Consulté la hora. Eran las 12 con 53 minutos del mediodía. No lo sabíamos, pero eran las últimas horas en nuestro país, los últimos minutos de tranquilidad y hasta probablemente los últimos minutos de nuestras vidas.

Era un día nublado y caluroso. A pesar de la agitación general, ahí todo estaba tranquilo con el usual perezoso silencio de los sábados. Nos levantamos casi a las diez de la mañana. Lo primero que hice fue correr un poco las cortinas y asomarme por las ventanas del frente de la casa para verificar si nos vigilaban. Confirmé que todavía estaba ahí el destartalado automóvil en el que nos movilizábamos y al que había apodado El halcón milenario, como la nave espacial que maneja Han Solo, el personaje de las películas de La guerra de las galaxias.

Habíamos pasado en la cama acurrucados, besándonos y acariciándonos. Como era la quinta casa en la que nos escondíamos en las últimas cuatro semanas, tuvimos de nuevo que buscar dónde estaban los utensilios de la cocina. Comimos tostadas con mermelada de fresa y panqueques con miel. Ella bebió té caliente y yo tres tazas de café.

A las once de la mañana encendimos nuestros teléfonos. Aliviados, confirmamos que no teníamos llamadas perdidas ni mensajes de voz. Consultamos nuestras redes sociales. Tampoco había mensajes pendientes de ser leídos y respiramos tranquilos. Ingresamos a las páginas web de algunos medios de comunicación. Nuestros corazones se entristecieron cuando leímos varias malas noticias y vimos videos de reportes de asesinatos en plena calle, saqueos, incendios y conocimos las nuevas listas de personas golpeadas, detenidas o desaparecidas. Casi al mismo tiempo y con los ánimos por los suelos, dejamos los teléfonos y volvimos a nosotros.

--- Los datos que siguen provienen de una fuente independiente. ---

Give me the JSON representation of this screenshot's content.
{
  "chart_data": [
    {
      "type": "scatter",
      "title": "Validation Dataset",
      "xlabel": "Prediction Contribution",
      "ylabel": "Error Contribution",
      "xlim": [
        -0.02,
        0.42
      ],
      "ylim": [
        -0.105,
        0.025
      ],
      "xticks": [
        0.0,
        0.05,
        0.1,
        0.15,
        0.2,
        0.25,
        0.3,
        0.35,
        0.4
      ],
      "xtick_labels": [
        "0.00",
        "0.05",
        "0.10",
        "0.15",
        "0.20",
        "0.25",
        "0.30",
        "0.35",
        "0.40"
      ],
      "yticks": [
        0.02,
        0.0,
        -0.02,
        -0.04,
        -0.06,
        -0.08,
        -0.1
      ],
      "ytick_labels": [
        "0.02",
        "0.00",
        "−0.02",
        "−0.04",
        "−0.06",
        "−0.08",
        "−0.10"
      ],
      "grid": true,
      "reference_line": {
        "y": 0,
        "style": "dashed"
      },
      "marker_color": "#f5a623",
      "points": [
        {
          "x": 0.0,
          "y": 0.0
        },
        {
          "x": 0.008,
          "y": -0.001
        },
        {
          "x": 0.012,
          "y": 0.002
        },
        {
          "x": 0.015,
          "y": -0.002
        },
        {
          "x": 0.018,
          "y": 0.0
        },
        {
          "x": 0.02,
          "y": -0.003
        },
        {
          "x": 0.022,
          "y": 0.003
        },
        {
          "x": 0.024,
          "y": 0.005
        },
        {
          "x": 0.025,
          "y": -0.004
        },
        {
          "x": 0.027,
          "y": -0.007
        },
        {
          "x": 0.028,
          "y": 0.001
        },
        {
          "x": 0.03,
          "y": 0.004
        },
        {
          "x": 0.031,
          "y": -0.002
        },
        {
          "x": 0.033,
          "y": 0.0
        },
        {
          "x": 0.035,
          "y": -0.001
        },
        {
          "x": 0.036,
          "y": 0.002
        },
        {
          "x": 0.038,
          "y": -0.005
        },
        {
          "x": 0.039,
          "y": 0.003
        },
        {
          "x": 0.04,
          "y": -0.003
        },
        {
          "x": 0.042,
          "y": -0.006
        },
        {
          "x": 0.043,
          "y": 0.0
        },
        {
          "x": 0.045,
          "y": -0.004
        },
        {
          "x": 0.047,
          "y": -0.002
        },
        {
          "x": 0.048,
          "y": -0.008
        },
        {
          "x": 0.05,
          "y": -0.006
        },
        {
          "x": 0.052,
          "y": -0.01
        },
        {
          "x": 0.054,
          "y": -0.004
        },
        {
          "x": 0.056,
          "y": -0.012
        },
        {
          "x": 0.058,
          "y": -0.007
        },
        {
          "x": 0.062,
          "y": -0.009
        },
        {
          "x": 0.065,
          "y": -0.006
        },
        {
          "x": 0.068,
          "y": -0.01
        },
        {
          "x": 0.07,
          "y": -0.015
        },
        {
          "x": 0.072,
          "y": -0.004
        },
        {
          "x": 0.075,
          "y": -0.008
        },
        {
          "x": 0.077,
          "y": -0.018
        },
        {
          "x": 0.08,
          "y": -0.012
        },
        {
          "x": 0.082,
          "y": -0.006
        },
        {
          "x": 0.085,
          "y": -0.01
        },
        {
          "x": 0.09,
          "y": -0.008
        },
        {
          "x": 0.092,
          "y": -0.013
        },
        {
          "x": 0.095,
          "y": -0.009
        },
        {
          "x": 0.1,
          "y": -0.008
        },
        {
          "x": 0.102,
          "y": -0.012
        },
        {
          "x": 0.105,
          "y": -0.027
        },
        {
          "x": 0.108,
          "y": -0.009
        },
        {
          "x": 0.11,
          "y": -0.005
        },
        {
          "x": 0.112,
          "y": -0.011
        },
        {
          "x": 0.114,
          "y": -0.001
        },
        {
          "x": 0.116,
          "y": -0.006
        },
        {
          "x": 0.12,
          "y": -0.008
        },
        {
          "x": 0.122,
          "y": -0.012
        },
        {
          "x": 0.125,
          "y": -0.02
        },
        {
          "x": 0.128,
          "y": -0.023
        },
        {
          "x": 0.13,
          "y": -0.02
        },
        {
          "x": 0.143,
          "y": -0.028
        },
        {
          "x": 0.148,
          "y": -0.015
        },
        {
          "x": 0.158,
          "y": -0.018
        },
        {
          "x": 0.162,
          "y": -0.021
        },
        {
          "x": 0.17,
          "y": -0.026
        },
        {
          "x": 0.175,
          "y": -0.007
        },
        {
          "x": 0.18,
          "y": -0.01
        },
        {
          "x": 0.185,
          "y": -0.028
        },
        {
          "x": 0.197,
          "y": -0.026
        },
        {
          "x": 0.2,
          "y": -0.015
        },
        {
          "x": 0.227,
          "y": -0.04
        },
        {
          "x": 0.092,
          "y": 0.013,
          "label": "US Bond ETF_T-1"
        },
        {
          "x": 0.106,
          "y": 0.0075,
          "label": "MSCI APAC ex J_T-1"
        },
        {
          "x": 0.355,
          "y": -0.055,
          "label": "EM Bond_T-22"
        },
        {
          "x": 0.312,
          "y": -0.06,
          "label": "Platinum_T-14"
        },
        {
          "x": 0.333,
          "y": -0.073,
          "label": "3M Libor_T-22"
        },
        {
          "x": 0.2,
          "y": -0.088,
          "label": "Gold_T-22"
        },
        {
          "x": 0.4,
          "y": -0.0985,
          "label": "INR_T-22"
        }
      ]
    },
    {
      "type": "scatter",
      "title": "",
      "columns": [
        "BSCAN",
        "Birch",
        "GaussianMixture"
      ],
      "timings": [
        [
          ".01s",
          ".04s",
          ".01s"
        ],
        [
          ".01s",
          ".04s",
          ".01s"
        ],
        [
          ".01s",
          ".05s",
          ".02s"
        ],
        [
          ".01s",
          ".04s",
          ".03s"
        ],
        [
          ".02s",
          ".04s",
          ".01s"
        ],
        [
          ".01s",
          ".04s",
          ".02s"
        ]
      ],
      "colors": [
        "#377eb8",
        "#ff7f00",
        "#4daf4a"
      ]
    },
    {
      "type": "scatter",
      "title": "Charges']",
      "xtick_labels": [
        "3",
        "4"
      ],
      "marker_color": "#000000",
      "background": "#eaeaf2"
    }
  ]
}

Después fui a bañarme. El agua estaba tibia. Tardé bastante sintiendo correr el líquido por mi cuerpo. Desde hacía semanas había adquirido la costumbre de quedarme más tiempo en la ducha. El agua me tranquilizaba y me daba energía. Me hacía sentir el engaño de que todo volvía a estar bien, que estábamos fuera de peligro, que ya nada nos pasaría y que pronto volveríamos a ser los de antes… pero eso ya nunca pasaría.

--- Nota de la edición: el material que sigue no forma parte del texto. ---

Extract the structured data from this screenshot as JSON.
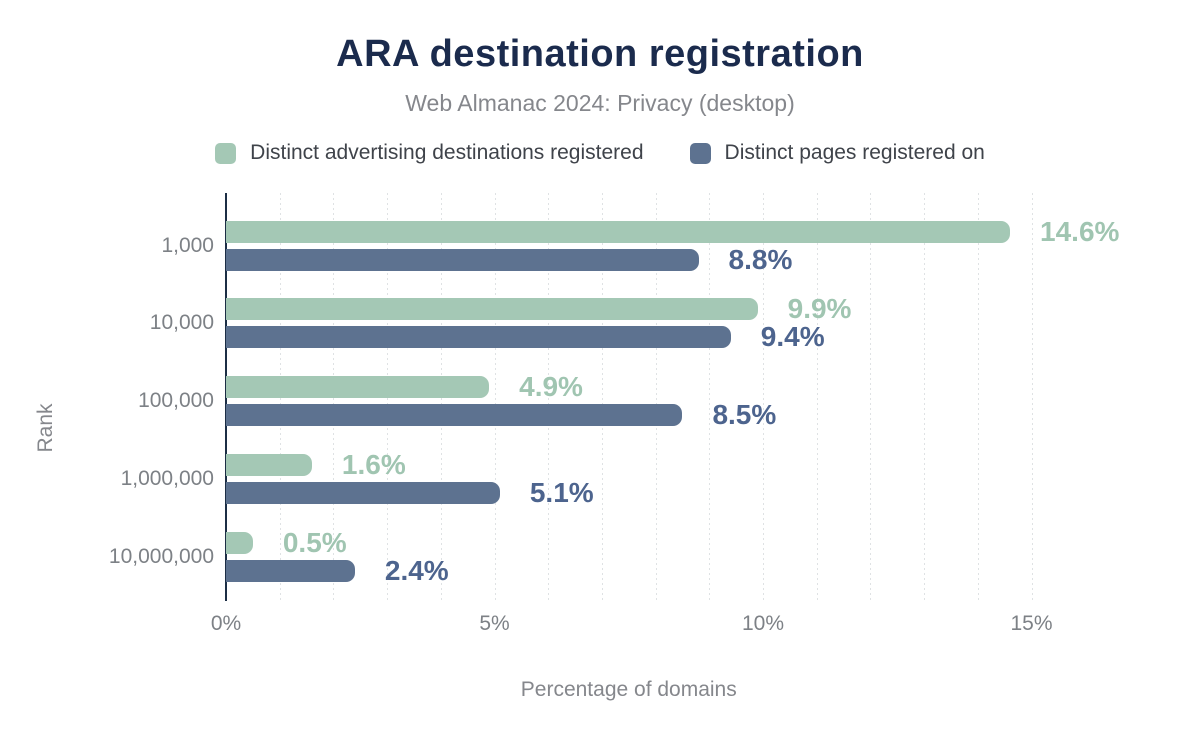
{
  "chart_data": {
    "type": "bar",
    "orientation": "horizontal",
    "title": "ARA destination registration",
    "subtitle": "Web Almanac 2024: Privacy (desktop)",
    "categories": [
      "1,000",
      "10,000",
      "100,000",
      "1,000,000",
      "10,000,000"
    ],
    "series": [
      {
        "key": "advertising-destinations",
        "name": "Distinct advertising destinations registered",
        "values": [
          14.6,
          9.9,
          4.9,
          1.6,
          0.5
        ],
        "labels": [
          "14.6%",
          "9.9%",
          "4.9%",
          "1.6%",
          "0.5%"
        ],
        "color": "#a4c8b5",
        "label_color": "#a0c5b1"
      },
      {
        "key": "pages-registered",
        "name": "Distinct pages registered on",
        "values": [
          8.8,
          9.4,
          8.5,
          5.1,
          2.4
        ],
        "labels": [
          "8.8%",
          "9.4%",
          "8.5%",
          "5.1%",
          "2.4%"
        ],
        "color": "#5d7290",
        "label_color": "#4d648e"
      }
    ],
    "xlabel": "Percentage of domains",
    "ylabel": "Rank",
    "xlim": [
      0,
      15
    ],
    "xticks": [
      {
        "value": 0,
        "label": "0%"
      },
      {
        "value": 5,
        "label": "5%"
      },
      {
        "value": 10,
        "label": "10%"
      },
      {
        "value": 15,
        "label": "15%"
      }
    ],
    "grid": {
      "minor_step_percent": 1,
      "style": "dotted",
      "color": "#dfe2e4"
    },
    "legend_position": "top",
    "colors": {
      "title": "#1b2b4d",
      "subtitle": "#85878c",
      "axis_text": "#7d8186",
      "legend_text": "#3f434a",
      "axis_line": "#1c2e45",
      "background": "#ffffff"
    }
  }
}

Cuando salí de la ducha, descubrí que ella seguía dormida. Busqué mi peine. Tenía más de doce años de usarlo. Siempre que cambiábamos de casa, lo primero que guardaba en mi bolso, era ese sencillo peine negro, pequeño y de plástico. Fui al espejo y comencé a peinarme.

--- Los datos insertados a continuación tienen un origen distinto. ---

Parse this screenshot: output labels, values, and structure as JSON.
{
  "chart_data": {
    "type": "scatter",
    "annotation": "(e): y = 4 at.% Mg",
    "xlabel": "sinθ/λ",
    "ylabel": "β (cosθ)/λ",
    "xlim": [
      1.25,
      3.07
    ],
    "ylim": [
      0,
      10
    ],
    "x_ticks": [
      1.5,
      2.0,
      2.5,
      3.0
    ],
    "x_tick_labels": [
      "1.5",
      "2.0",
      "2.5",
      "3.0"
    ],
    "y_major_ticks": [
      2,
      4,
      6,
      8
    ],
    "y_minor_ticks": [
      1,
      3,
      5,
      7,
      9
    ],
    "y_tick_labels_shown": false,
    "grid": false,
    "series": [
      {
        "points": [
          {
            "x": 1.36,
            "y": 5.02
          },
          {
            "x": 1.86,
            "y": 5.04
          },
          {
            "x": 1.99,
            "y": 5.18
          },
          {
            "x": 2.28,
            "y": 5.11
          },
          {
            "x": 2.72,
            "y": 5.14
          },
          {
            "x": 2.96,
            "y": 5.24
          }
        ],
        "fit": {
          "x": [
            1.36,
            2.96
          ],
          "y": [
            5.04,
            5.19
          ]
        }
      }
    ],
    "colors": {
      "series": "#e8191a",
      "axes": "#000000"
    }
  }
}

Ese que aparecía ante mí se preguntaba cuándo terminaría todo esto. Tenía ojeras de las noches en las que se despertaba alertado por algún ruido. Otras, por las pesadillas. Añoraba su casa. El jardín, la terraza, las sillas donde en las tardes se sentaba. El sofá en el que miraba la televisión. La enorme cama, las almohadas y el olor de la casa. Extrañaba esa vida simple que había tenido por tantos años y que ahora era todo un desastre.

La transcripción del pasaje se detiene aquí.